Rhin Supérieur : nous sommes tous de mauvais ambassadeurs

Il y a de nombreux malentendus entre l’Alsace, les régions limitrophes, Paris, Berlin et l’Europe. Au lieu de vouloir désigner des coupables, on ferait mieux de nous activer !

Pour éviter des malentendus entre l'Alsace et le reste du monde, il ne serait pas mal de se passer d'une polémique qui risque de mal passer. Foto: Paralacre / Wikimedia Commons / CC0 1.0

(KL) – Qu’est-ce que nous communiquons mal dans la région du Rhin Supérieur ! Mettez-vous une seconde à la place de quelqu’un à Wuppertal, Göttingen ou Emden, à Limoges, Agen ou Orléans, et imaginez ce que cette personne puisse bien penser de questions comme celle du régime de la sécurité sociale des frontaliers. Les gens s’en fichent. Mais au lieu de leur expliquer l’Alsace, la région frontalière, les Eurodistricts, notre perspective européenne, nous parlons des vertus de la coopération transfrontalière, de projets Interreg, d’Eurométropole, sans que les gens qui ne connaissent pas notre région, puissent comprendre de quoi il s’agit. Et non, pour une fois, ce ne sont pas (uniquement) les élus qui sont en faute, mais nous tous. Parce que nous, à titre individuel, n’expliquons pas qui nous sommes à nos compatriotes.

Restons donc un moment à, disons, Limoges. Là-bas, lorsque vous évoquez la «réforme territoriale», les gens pensent aux images de la manif à Strasbourg, aux centaines d’élus arborant fièrement le gris de travail du maire de village, brandissant des pancartes que peu de gens ne peuvent comprendre en dehors de l’Alsace, disant des choses comme «Suurkraut un Quiche passe net guet zämme» – pensons-nous réellement que cela rassure les gens à Limoges (ou à Paris) quant à la bonne volonté des Alsaciens d’être et de rester de bons Français, au même titre que d’être de bons Alsaciens ? Hoplá. Et pourtant, ceci s’applique à 98% des Alsaciens qui ne songeraient même pas une seconde à une quelconque autonomie de l’Alsace. Seulement, en dehors de notre région, personne n’est au courant. Parce que les Alsaciens n’expliquent pas leur appartenance sans faille à la France.

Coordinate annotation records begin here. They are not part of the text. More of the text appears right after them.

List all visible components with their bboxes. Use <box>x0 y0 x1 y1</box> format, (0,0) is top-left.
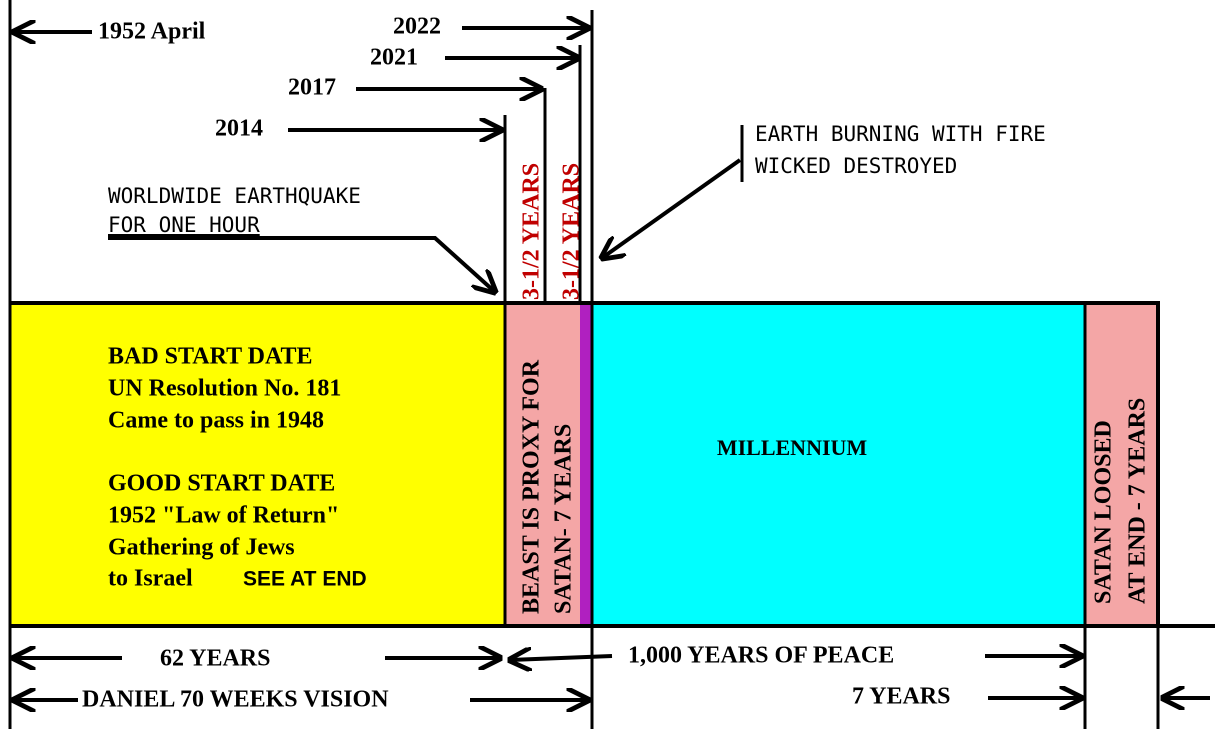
box-label: BEAST IS PROXY FOR <box>519 359 545 614</box>
lines <box>8 0 1160 729</box>
note: SEE AT END <box>243 568 367 591</box>
start-line: GOOD START DATE <box>108 471 335 497</box>
label: 2017 <box>288 75 336 101</box>
beast-box <box>505 303 580 626</box>
start-text: BAD START DATE UN Resolution No. 181 Came … <box>108 344 341 592</box>
label: EARTH BURNING WITH FIRE <box>755 122 1046 146</box>
satan-box <box>1085 303 1158 626</box>
label: 7 YEARS <box>852 684 950 710</box>
box-label: AT END - 7 YEARS <box>1125 398 1151 604</box>
boxes <box>10 301 1215 628</box>
box-outline <box>10 301 1215 628</box>
arrow <box>510 656 613 660</box>
millennium-box <box>593 303 1085 626</box>
box-label: SATAN- 7 YEARS <box>551 424 577 614</box>
period-label: 3-1/2 YEARS <box>519 163 545 300</box>
start-line: UN Resolution No. 181 <box>108 376 341 402</box>
start-line: Gathering of Jews <box>108 535 295 561</box>
label: 2022 <box>393 14 441 40</box>
purple-strip <box>580 303 593 626</box>
label: DANIEL 70 WEEKS VISION <box>82 687 389 713</box>
label: 1,000 YEARS OF PEACE <box>628 643 894 669</box>
period-label: 3-1/2 YEARS <box>559 163 585 300</box>
start-line: Came to pass in 1948 <box>108 408 324 434</box>
label: 62 YEARS <box>160 646 270 672</box>
arrow <box>108 236 495 292</box>
start-box <box>10 303 505 626</box>
start-line: 1952 "Law of Return" <box>108 503 339 529</box>
label: 2021 <box>370 45 418 71</box>
vertical-lines <box>8 0 1160 729</box>
start-line: to Israel <box>108 566 193 592</box>
label: FOR ONE HOUR <box>108 213 260 237</box>
box-label: MILLENNIUM <box>717 435 868 460</box>
label: 2014 <box>215 116 263 142</box>
arrow <box>602 158 742 258</box>
label: WORLDWIDE EARTHQUAKE <box>108 184 361 208</box>
box-label: SATAN LOOSED <box>1091 420 1117 604</box>
label: WICKED DESTROYED <box>755 154 957 178</box>
labels: 1952 April 2022 2021 2017 2014 3-1/2 YEA… <box>82 14 1151 713</box>
start-line: BAD START DATE <box>108 344 313 370</box>
label: 1952 April <box>98 19 206 45</box>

Toujours à Limoges (ou Wuppertal, au choix), lorsque nous parlons de la «coopération transfrontalière» comme si c’était la plus naturelle des choses, nous oublions que ce terme, qui évoque pour nous une réalité de la vie quotidienne, est considéré ailleurs comme un truc un peu altruiste, un peu poussiéreux, une sorte de jumelage renforcé, presque un peu ringard, genre «visite croisée des orchestres des sapeurs-pompiers bénévoles». Mais comment est-ce que le terme «coopération transfrontalière» pourrait signifier autre chose pour quelqu’un qui ne vit pas ces échanges transfrontaliers tous les jours ? Pire encore, nous ne l’expliquons pas non plus à Paris et Berlin. Dans nos capitales, la chose franco-allemande est vécue comme quelque chose de sympa. De culturel. Des pièces de théâtre dans l’autre langue, des expositions d’œuvres d’artistes du pays voisin, des verres de l’amitié lors de dates commémoratives, et ça s’arrête souvent là. Pas toujours, mais souvent. Pourquoi ? Parce que nous tous, Alsaciens comme Badois, nous ne nous faisons pas ambassadeurs de notre région partout où on ne nous connaît pas.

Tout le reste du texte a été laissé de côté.